The Cares Act provided a refundable payroll tax credit for 50% of employee wages for companies that were fully or partly prohibited from operating during the crisis, allowing employers to pay half their payroll taxes between March 27 and Jan. 1, with the remaining portion due by Dec. 31, 2021.
The new bill would allow cash-starved companies to receive both the PPP loan forgiveness and the payroll tax credit.
"Receiving both should not be considered double-dipping," lawmakers said in a summary of the bill.
A Boies Schiller Flexner LLP partner who has written about the lending program said the changes would benefit more businesses.
"The requirement that loan recipients spend 75% of the funds received on payroll has prevented a number of small businesses with high rents and low labor costs, such as many retail establishments, from seeking PPP loans," Jesse Panuccio told Law360 in an email. "Similarly, the eight-week period for which PPP funds were intended to last has convinced many small businesses that face extended periods of mandatory closure — such as restaurants — that a PPP loan would merely delay the inevitable while leaving the business owner in debt to the government."
The proposal carries endorsements from groups representing restaurants, the travel industry and small businesses.
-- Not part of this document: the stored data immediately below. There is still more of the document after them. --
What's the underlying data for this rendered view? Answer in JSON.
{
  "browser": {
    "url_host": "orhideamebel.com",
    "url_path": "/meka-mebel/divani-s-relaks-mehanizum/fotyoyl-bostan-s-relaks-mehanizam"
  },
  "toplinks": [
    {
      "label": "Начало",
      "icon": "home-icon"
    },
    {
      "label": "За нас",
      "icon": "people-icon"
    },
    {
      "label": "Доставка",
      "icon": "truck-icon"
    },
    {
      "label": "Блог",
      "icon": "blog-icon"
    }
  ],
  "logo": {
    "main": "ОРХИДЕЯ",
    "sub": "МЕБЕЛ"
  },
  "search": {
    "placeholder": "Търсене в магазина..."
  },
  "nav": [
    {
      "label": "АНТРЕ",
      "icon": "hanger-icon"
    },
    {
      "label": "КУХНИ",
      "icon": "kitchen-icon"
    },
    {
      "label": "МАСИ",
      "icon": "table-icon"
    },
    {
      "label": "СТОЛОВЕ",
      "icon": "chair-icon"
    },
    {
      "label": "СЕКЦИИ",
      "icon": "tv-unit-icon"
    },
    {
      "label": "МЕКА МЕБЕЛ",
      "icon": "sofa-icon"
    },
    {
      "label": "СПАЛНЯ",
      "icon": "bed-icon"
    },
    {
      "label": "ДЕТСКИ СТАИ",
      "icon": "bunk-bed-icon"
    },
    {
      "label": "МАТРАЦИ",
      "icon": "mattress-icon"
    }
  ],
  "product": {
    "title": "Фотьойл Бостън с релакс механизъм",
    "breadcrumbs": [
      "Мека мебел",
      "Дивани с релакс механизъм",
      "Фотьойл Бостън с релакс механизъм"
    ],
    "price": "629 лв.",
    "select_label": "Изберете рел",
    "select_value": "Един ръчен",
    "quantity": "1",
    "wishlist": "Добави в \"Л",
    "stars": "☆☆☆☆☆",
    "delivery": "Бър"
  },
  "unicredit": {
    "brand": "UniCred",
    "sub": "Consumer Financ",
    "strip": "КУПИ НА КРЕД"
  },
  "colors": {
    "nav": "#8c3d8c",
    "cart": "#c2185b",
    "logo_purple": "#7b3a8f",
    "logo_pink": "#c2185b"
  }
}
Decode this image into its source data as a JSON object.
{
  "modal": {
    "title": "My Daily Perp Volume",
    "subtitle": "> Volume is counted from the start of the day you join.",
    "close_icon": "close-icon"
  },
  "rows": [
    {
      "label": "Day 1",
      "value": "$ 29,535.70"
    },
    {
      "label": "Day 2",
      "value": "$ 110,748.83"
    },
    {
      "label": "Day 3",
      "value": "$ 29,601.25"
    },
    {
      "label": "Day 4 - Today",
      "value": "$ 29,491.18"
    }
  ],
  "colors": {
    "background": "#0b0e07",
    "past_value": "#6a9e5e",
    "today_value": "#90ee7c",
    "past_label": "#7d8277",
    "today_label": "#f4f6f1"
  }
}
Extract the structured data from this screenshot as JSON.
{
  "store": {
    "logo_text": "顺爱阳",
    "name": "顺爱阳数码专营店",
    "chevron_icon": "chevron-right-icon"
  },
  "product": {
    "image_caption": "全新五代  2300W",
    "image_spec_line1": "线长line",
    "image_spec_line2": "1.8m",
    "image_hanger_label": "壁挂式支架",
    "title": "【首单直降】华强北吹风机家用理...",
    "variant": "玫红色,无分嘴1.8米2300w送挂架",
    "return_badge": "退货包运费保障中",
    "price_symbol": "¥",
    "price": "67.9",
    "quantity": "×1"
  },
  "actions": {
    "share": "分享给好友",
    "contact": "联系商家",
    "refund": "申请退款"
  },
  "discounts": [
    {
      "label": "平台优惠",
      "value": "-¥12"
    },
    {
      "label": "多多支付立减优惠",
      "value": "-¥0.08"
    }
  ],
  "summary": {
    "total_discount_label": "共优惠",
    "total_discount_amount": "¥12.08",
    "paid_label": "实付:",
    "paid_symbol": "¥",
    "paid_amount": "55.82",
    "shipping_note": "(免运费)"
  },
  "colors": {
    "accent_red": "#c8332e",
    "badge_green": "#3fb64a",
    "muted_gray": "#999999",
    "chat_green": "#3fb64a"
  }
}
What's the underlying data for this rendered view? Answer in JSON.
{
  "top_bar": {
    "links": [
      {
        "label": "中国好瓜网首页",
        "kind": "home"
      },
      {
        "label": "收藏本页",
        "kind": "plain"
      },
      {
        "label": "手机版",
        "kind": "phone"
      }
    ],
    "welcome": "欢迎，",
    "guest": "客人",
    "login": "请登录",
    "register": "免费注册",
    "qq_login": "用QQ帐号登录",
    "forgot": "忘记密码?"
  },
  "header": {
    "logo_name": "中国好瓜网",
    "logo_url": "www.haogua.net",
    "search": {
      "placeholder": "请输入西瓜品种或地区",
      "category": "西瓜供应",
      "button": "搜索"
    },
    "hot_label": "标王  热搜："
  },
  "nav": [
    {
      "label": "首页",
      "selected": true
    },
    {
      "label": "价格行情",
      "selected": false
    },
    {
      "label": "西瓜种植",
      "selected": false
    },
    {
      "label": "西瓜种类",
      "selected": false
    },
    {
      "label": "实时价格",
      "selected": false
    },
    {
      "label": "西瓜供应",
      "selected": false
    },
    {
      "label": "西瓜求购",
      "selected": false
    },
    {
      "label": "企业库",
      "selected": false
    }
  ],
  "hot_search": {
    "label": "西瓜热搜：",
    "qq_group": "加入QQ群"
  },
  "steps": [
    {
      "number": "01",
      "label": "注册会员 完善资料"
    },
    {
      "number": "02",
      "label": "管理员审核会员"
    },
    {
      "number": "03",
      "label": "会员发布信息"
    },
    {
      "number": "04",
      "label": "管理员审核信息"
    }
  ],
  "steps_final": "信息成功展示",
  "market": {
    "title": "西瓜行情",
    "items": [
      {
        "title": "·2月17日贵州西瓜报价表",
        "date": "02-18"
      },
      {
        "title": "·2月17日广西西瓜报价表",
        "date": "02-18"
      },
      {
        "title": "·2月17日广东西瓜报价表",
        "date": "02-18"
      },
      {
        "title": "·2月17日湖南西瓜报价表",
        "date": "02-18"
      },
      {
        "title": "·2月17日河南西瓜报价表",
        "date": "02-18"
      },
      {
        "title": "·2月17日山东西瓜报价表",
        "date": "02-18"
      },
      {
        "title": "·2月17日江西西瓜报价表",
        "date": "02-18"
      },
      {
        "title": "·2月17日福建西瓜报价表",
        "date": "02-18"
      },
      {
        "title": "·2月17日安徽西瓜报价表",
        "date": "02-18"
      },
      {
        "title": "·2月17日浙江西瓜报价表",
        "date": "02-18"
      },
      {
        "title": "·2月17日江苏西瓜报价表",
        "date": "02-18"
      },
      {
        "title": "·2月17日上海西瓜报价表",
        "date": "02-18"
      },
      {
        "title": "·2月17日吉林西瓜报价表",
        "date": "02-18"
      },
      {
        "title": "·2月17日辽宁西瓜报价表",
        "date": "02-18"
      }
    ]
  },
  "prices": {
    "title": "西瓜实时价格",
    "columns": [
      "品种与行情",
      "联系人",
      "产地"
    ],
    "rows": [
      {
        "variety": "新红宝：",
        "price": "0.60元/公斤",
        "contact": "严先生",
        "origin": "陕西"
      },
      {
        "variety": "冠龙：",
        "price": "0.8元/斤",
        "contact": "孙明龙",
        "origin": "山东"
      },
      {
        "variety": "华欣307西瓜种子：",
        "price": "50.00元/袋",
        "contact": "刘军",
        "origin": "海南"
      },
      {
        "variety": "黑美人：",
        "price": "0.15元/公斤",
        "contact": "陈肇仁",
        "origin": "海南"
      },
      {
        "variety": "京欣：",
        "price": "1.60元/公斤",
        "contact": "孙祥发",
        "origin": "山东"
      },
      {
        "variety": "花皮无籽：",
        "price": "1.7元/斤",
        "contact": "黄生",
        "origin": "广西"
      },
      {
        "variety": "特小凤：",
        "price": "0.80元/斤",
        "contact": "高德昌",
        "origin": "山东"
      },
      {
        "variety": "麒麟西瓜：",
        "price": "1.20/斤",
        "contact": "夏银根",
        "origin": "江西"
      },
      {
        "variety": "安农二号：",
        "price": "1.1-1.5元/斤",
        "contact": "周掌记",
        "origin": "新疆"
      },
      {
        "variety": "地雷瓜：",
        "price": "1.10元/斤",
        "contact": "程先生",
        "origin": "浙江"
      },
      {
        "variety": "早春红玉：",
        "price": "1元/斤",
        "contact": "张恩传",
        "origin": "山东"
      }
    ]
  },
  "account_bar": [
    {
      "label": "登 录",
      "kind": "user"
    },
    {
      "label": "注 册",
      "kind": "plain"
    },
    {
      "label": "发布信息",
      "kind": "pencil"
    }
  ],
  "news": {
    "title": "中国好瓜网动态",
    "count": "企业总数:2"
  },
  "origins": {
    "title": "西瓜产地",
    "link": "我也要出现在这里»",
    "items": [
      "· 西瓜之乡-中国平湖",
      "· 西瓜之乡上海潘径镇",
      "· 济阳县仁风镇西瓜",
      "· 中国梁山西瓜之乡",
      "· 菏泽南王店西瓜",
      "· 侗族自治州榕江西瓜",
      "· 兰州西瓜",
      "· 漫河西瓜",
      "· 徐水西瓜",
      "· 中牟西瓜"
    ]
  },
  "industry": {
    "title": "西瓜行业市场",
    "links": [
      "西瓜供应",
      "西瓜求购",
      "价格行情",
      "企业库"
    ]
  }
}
The plan's other four co-sponsors are all Republicans: Tom Emmer of Minnesota, Fred Upton of Michigan, Brian Fitzpatrick of Pennsylvania and Andy Harris of Maryland. Upton and Fitzpatrick are both vice chairs of the Problem Solvers Caucus, a bipartisan group of centrists that also includes Phillips. The lead sponsor, Roy, is a first-term representative who previously worked as chief of staff to the conservative Sen. Ted Cruz, R-Texas.
If their proposal makes it out of the House, there could be appetite in the Senate to adjust the Paycheck Protection Program.
"There's a large consensus around ... extending the time they can use on payroll," Sen. Marco Rubio, the Florida Republican who chairs the Senate Small Business Committee, told reporters Tuesday. A bipartisan Senate bill introduced last week would give 16 weeks for PPP recipients to rehire workers and use the funds.
Rubio said a narrow measure could easily pass the Senate, unless members seek to attach something more controversial. That happened last month when Senate Republicans proposed adding $250 billion to the program while Democrats sought additional elements, including dedicated money for small lenders. After a two-week impasse during which the initial funding ran out, Congress approved a bipartisan deal that added $100 billion for health care and testing.
Passage also seems possible to Panuccio, who previously held top positions at the U.S. Department of Justice and advised GOP Sen. Rick Scott when he was Florida's governor.
"There appears to be bipartisan momentum behind an effort to revamp the PPP, so it does seem like there's a path to pass this bill separate and apart from a larger spending package," Panuccio said.
Any Senate vote would not come until June, after senators return from their weeklong Memorial Day recess.
The Paycheck Protection Program has guaranteed 4.3 million private loans worth $513.3 billion as of Saturday, according to the Small Business Administration. Despite fears that the second round of funding would run out within days, about $150 billion remained available out of the approximately $660 billion Congress has authorized. It remains a broadly popular program on both sides of the aisle, with the average loan size dropping after public outrage over larger or publicly traded companies receiving loans.